Öteki Taraf, zekice hikayesiyle (ki bu noktada övgüleri The Hidden Face'in senaristleri hak ediyor) seyirci ilgisini diri tutan bir yapım. Deniz önceki filmlerinden farklı olarak aşk ve ilişkilerin karanlık yüzüne odaklanıyor. Karakterleri adeta kıskançlık, ihtiras, intikam gibi kötücül duyguların esiri olmuş. Filmin, insanın içindeki bu duyguların, dizginlenmediği zaman nelere yol açtığını göstermesi bakımından ilginç bir hikaye anlattığını söylemek gerek. Psikolojik gerilim türündeki yapım açıkçası seyirciyi avucunun içine almayı başarıyor. Deniz'in İkinci Şans'ta iyice su yüzüne çıkan yönetmenlik becerisini iyi bir şekilde kullanmasının da bunda katkısı var elbet. Deniz kendi sinema macerasında bir tür filmi çekerek yeni bir parantez açıyor. Gişe garantili formül filmi çekmek yerine, gösterildiği zaman övgüler alan bir yabancı filmi 'namuslu' bir şekilde uyarlıyor.
AKSANI DEZAVANTAJI
Gelelim oyunculuklara Aslı Enver iyi bir iş çıkarıyor. Özcan Deniz ise sürekli rol arkadaşlarına alan açan bir performans sergiliyor. Meryem Uzerli ise Türkiye'deki sinema kariyerinin en iyi oyunculuğunu ortaya koyuyor. Ama Meryem Uzerli demişken bir iki laf edelim. Her filmde aynı aksanla konuşması onun artık dezavantajı haline geliyor. Türkiye'deki oyuncuların karaktere uygun 'ağız arayışları' düşünüldüğünde Uzerli'nin de bu çabaya girmemesi için bir neden yok.
Sonuçta Öteki Taraf, tür sinemasını sevenleri tatmin edecek, ama tür sinemasına alışık olmayanları da psikolojik gerilim dünyasına rahatlıkla sokacak bir yapım...

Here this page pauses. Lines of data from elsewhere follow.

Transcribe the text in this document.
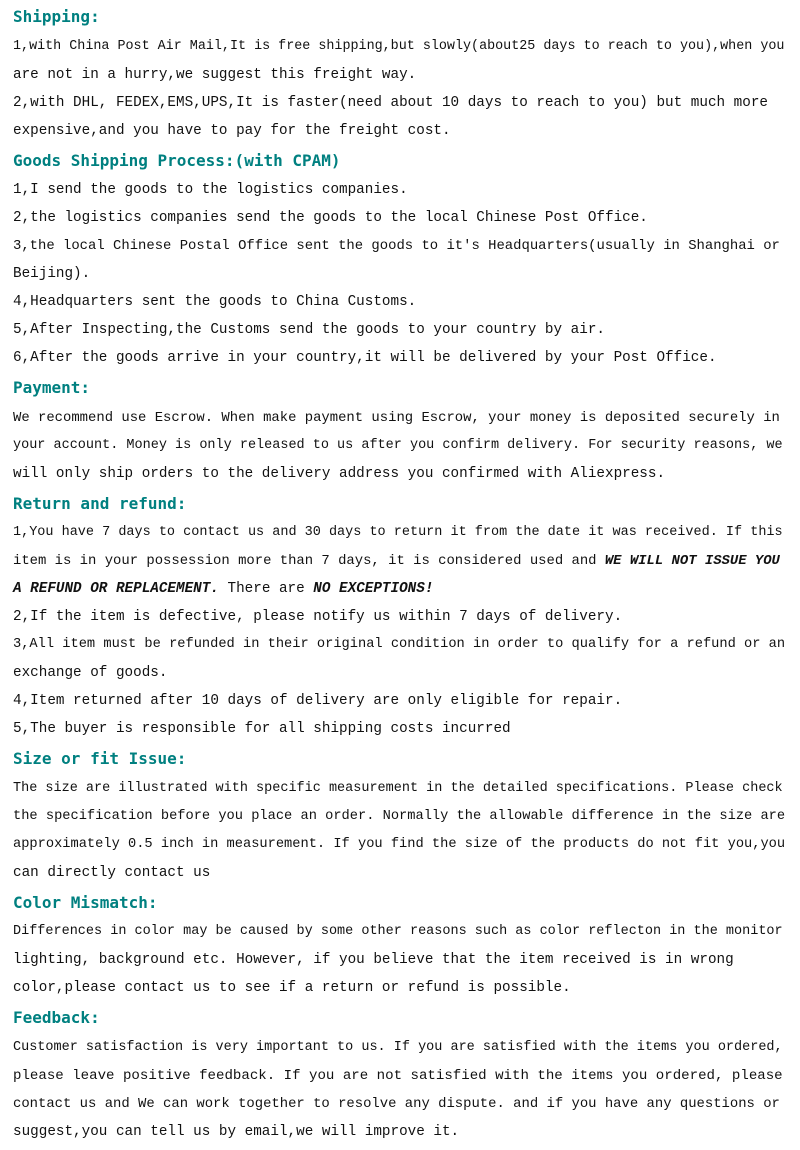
Shipping:
1,with China Post Air Mail,It is free shipping,but slowly(about25 days to reach to you),when you
are not in a hurry,we suggest this freight way.
2,with DHL, FEDEX,EMS,UPS,It is faster(need about 10 days to reach to you) but much more
expensive,and you have to pay for the freight cost.
Goods Shipping Process:(with CPAM)
1,I send the goods to the logistics companies.
2,the logistics companies send the goods to the local Chinese Post Office.
3,the local Chinese Postal Office sent the goods to it's Headquarters(usually in Shanghai or
Beijing).
4,Headquarters sent the goods to China Customs.
5,After Inspecting,the Customs send the goods to your country by air.
6,After the goods arrive in your country,it will be delivered by your Post Office.
Payment:
We recommend use Escrow. When make payment using Escrow, your money is deposited securely in
your account. Money is only released to us after you confirm delivery. For security reasons, we
will only ship orders to the delivery address you confirmed with Aliexpress.
Return and refund:
1,You have 7 days to contact us and 30 days to return it from the date it was received. If this
item is in your possession more than 7 days, it is considered used and WE WILL NOT ISSUE YOU
A REFUND OR REPLACEMENT. There are NO EXCEPTIONS!
2,If the item is defective, please notify us within 7 days of delivery.
3,All item must be refunded in their original condition in order to qualify for a refund or an
exchange of goods.
4,Item returned after 10 days of delivery are only eligible for repair.
5,The buyer is responsible for all shipping costs incurred
Size or fit Issue:
The size are illustrated with specific measurement in the detailed specifications. Please check
the specification before you place an order. Normally the allowable difference in the size are
approximately 0.5 inch in measurement. If you find the size of the products do not fit you,you
can directly contact us
Color Mismatch:
Differences in color may be caused by some other reasons such as color reflecton in the monitor
lighting, background etc. However, if you believe that the item received is in wrong
color,please contact us to see if a return or refund is possible.
Feedback:
Customer satisfaction is very important to us. If you are satisfied with the items you ordered,
please leave positive feedback. If you are not satisfied with the items you ordered, please
contact us and We can work together to resolve any dispute. and if you have any questions or
suggest,you can tell us by email,we will improve it.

BU ADAMLARIN FEDAKARLIĞINA ŞAPKA ÇIKARILIR
Tron Efsanesi ve Oblivion ile tanıdığımız yönetmen Joseph Kosinski, Korkusuzlar'da ABD'de Arizona eyaletinin Prescott bölgesinde orman yangınlarına müdahale eden itfaiyecilerin hikayesini anlatıyor.
Ateşle mücadele eden itfaiyecilerin fedakarlık üzerine kurulu hayatları aslında zaman zaman sinemanın ilgisini çekti. Ama genelde şehir yangınlarına müdahale eden ekiplerin yaşadıkları anlatıldı sinemada. Korkusuzlar'da farklı olarak orman yangınlarına müdahale eden bir ekibin yaşadıklarını izliyoruz. Filmde bu adamların birbirleriyle, aileleriyle, hayatla kurdukları ilişkilerin göbeğinde mesleklerinin getirdiği tehlikenin nasıl belirleyici olduğu, yer yer dramatik yer yer epik bir şekilde anlatılıyor.
Kosinski, klasik bir anlatımı tercih ediyor. Öyle çok da sinematik gösterişin peşinden koşmuyor. Bu da anlatılan hikayenin daha da önplanda olmasını sağlıyor. Bunun elbet bir sebebi var. O da yaşanmış gerçek hikayenin etkisini öne çıkarmak. Açıkçası kadrosunda Josh Brolin, Jennifer Connelly, Jeff Bridges, Andie MacDowell, Miles Teller, James Badge Dale gibi isimlerin olduğu ve iyi performanslar sergiledikleri, eli yüzü düzgün ve yer yer etkileyici bir yapım.